Hal ini mengemuka dari paparan yang digunakan disampaikan Direktur Utama IFG, Hexana Tri Sasongko di RDP bersatu Komisi VI DPR RI, di dalam Jakarta, pada Selasa (17/9/24). RDP yang dimaksud merupakan RDP terakhir IFG dengan Komisi VI DPR RI periode 2019 – 2024.

“Kami sangat mengapresiasi juga berterima kasih terhadap Komisi VI DPR RI yang selama ini sudah pernah menjadi mitra strategis pada membantu inisiatif- inisiatif tranformasi yang dijalankan IFG juga ekosistemnya untuk meningkatkan kekuatan lapangan usaha asuransi, penjaminan juga investasi,” ujar Hexana.

Hexana menjelaskan, demi menjaga perkembangan yang tersebut sehat serta berkelanjutan, pihaknya melakukan perbaikan tata kelola (GCG) secara terintegrasi untuk IFG serta seluruh Anggota Holding, yang dimaksud mengalami peningkatan setiap tahunnya selama tiga tahun terakhir.

IFG kemudian anggota holdingnya terus melakukan penguatan pada Management Risiko (MR) terintegrasi, sehingga penerapan manajemen risiko di tempat lingkup konglomerasi IFG menjadi lebih besar matang.

“Monitoring kami terapkan secara intensif terhadap penerapan manajemen risiko di dalam sistem ekologi IFG, termasuk menjalankan proses underwriting yang ketat juga kegiatan bisnis yang digunakan penuh hati-hati kemudian perhitungan.

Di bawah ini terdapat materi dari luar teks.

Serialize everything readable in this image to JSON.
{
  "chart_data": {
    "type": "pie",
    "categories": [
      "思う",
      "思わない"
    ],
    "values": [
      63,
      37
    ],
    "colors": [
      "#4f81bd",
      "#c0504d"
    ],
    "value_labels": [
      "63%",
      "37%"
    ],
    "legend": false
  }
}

Perbaikan tata kelola yang disebutkan juga termasuk perbaikan balance sheet, yang dimaksud tercermin dari laporan keuangan yang dimaksud memperlihatkan kondisi aktual perusahaan,” katanya.

Hexana menambahkan, perbaikan tata kelola yang dimaksud terasa dampaknya pada efisiensi yang dimaksud dicapai oleh sebab itu adanya holdingnisasi. Dia mencontohkan, efisiensi pada seluruh proses pengadaan bersatu selama periode 2021 – 2023 yang mana mencapai 13% sehingga IFG dengan Anggota Holding bisa saja berhemat kurang tambahan Rp39,8 miliar.

Sementara itu, pada aspek penguatan SDM, IFG bersatu seluruh Anggota Holding mendirikan fundamental kualitas SDM melalui pendirian IFG Corporate University, acara pelatihan kemudian sertifikasi, juga talent mobility untuk mempersiapkan suksesi kemudian menjawab keperluan masa kini.